Google TAG has come up with warnings to users about a vulnerability in WinRAR that’s being actively exploited by hacking groups, including allegedly state-sponsored actors.
Threat groups are leveraging a vulnerability tracked as CVE-2023-38831 that resides in versions of WinRAR before 6.23 and allows attackers to execute arbitrary code when a user attempts to view a benign file within a ZIP archive.
Though its first detected in April and even a patch was issued, many users remain susceptible. The vulnerability lies in WinRAR’s file extraction logic, which allows attackers to execute arbitrary code on a user’s system.
The exploit occurs when a user attempts to view a file within a ZIP archive using WinRAR. The logic flaw, combined with a quirk in the Windows ShellExecute function, allows attackers to trick the system into executing malicious code instead of opening the intended file.
The vulnerability is being exploited by allegedly state-sponsored and financially motivated hackers. The Google TAG report highlights two groups of particular concern: Frozenbarents and Frozenlake. Both groups are believed to be linked to the GRU, Russia’s foreign military intelligence agency.
Frozenbarents has been found to have impersonated a Ukrainian training school to deliver malware, while Frozenlake targeted Ukrainian government organizations, with a particular focus on the war-torn country’s energy infrastructure. Both campaigns employed the WinRAR vulnerability to deliver malware, demonstrating how critical the issue is.

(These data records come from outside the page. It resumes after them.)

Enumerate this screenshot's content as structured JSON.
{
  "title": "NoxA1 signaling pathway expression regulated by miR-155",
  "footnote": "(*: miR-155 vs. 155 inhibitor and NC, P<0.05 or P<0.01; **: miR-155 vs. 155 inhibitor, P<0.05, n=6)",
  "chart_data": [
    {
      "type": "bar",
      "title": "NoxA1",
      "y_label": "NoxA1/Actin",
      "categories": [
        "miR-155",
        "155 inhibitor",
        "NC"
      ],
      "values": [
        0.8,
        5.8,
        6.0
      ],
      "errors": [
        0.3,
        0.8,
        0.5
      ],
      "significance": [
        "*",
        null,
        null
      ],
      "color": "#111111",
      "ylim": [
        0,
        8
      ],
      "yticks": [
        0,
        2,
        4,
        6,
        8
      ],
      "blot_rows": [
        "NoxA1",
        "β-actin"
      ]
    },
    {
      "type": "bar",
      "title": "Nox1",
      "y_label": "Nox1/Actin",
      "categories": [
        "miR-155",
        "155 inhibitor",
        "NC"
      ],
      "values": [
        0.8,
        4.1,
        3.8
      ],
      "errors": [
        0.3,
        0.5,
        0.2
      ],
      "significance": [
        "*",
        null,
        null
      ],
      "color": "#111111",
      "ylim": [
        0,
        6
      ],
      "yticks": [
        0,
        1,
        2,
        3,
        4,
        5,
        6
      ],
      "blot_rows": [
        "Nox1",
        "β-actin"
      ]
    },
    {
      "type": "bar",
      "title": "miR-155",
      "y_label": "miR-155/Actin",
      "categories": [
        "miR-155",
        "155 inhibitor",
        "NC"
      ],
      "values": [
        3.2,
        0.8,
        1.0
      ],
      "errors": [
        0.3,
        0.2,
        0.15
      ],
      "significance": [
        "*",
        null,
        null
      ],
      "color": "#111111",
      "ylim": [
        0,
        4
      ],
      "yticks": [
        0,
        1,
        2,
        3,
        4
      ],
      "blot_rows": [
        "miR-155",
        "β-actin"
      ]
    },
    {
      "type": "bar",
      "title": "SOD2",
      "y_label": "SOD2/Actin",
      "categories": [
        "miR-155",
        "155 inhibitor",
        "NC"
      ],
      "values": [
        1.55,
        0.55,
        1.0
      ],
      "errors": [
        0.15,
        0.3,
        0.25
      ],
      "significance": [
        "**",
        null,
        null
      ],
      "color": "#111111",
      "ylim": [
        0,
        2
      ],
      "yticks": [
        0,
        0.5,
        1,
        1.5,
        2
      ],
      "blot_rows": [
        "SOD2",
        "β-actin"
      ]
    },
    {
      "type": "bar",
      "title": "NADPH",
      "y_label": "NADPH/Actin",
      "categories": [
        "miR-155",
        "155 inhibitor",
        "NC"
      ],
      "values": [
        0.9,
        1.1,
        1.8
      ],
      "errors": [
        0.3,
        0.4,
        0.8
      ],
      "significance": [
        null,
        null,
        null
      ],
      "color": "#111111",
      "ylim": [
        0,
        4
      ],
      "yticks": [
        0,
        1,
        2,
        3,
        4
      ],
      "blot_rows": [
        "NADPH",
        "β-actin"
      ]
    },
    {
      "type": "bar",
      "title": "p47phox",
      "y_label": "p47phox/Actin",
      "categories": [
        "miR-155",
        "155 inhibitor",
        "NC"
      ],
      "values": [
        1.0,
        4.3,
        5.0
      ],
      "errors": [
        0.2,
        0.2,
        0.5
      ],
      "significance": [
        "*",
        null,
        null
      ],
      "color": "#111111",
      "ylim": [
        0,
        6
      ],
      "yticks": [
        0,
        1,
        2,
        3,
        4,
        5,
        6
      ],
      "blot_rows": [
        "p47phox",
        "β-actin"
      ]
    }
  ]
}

Islanddreams, another attack group that is believed to be linked to groups in China, also used the vulnerability to target Papua, New Guinea. The campaign used phishing emails that included a Dropbox link to a ZIP archive.
Google’s researchers note that the persistence of malicious campaigns exploiting the vulnerability highlights the importance of applying patches promptly and also ensuring broader awareness among users and organizations about the risks associated with outdated software.